“İslâm tarihi boyunca Arap-Müslüman düşünür/yazarların Türk hakkında serdettikleri görüşlerin Şeriat eğitimi altında Türk'ün (kendi kendini inkârı şeklinde) kafasına ve ruhuna işlenmesinden doğmuştur. Bu görüşleri Türk, kendi din adamının bunca yüzyılki bilgisiz tutumu ve fanatik gayretleriyle akıl/mantık/bilgi süzgecinden geçirmeksizin olduğu şekilde ve mutlak bir gerçekmiş gibi almış ve benimsemiştir. Türk'ü bu cehaletten kurtarmak için onun hakkında söylenen her şeyi, bunlar ne kadar acı olursa olsun, ortaya sermek şarttır.” Prof. İlhan ARSEL
ARAP MİLLİYETÇİLİĞİ VE TÜRKLER
-İlhan
Arsel ile Tarihsel Gerçeklikler-
Arap'ın kültür
eğitiminde yer alan ve onun Türk'e karşı düşmanlık duygularını besleyen ve
geliştiren eserlerin sayısı pek çoktur. Arap milliyetçiliğini Türk
aleyhtarlığı duyguları ile birlikte perçinleyen Al-Ahzar eğitimi bu işin
mihmandarıdır.
-“Türk’ün yok olmasından
sonra düzen ve bolluk geleceği” inanışını geliştiren ve bu inanışı Kuran’ın
Kefh suresi 94 ve Embiya suresinin 96. ayetlerindeki “Yecüc ve Mecüc”
öyküsünden çıkaran Arap yazarlar olacaktır. (Abul Beka ad-Damiri, İmam
al-Balki)
-1001 Gece
Masalları, Arap’ın Türk'e karşı beslediği nefret ve husumet duygularının 9.

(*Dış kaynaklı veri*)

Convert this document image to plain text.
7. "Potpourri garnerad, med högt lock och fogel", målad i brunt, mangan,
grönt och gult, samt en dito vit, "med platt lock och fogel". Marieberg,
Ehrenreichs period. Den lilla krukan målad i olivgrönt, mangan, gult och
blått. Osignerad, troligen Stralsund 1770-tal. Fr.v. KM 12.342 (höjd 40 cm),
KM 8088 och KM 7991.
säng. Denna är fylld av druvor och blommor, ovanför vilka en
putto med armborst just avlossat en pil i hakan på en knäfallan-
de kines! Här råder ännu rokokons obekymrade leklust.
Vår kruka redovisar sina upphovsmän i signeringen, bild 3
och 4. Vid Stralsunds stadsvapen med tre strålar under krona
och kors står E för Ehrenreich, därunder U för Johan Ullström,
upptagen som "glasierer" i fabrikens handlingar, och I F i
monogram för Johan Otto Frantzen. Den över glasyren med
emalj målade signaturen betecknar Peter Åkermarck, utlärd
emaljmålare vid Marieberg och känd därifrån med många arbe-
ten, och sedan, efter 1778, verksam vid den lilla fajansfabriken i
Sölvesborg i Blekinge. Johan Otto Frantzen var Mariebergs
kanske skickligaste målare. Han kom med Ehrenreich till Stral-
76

yüzyıldan bu yana çeşitli devirler içerisindeki şekillenmesini gösterir. Binbir
Gece Masalları Arap’ın Türk aleyhtarlığının mukaddes kitabıdır ve Türk'e karşı
melanetinin örnekleriyle doludur. Arap kendisine has ne meskenet ve ne kadar
kötü huy var ise ve başta Kur'an olmak üzere İslâm Peygamberi tarafından ve başkaca
Müslüman yazarlarca kendisine izafe olunan ne kadar suçlamalar var ise
-hırsızlık, yağmacılık, habislik, kabalık, merhametsizlik gibi- bu nitelikleri
bütünüyle Türk'e has nitelikler gibi göstermesini bilmiştir.
-9.yy’dan itibaren
Halifeler (Mu'tasım, Vasık, Harun Reşid vd) devirlerindeki Arap halklarının
Türk'e karşı düşmanlık şekline giren kıskançlıklarının, “hırsız, yağmacı,
merhametsiz” gibi suçlamalarının hikayeleri ile doludur.
-10.yy’da Hudud
al-Alam; “Türk yabani
görünüşlü, kanun tanımaz ve savaşçıdır.”
-11.yy’da îbn el-Banna ve Sa'id el-Andalusi
anılarında, Arab ahaliye karşı kötü davranışı bir olay üzerinden örnekleyip
Türk aleyhtarlığı duygularını işleyecektir.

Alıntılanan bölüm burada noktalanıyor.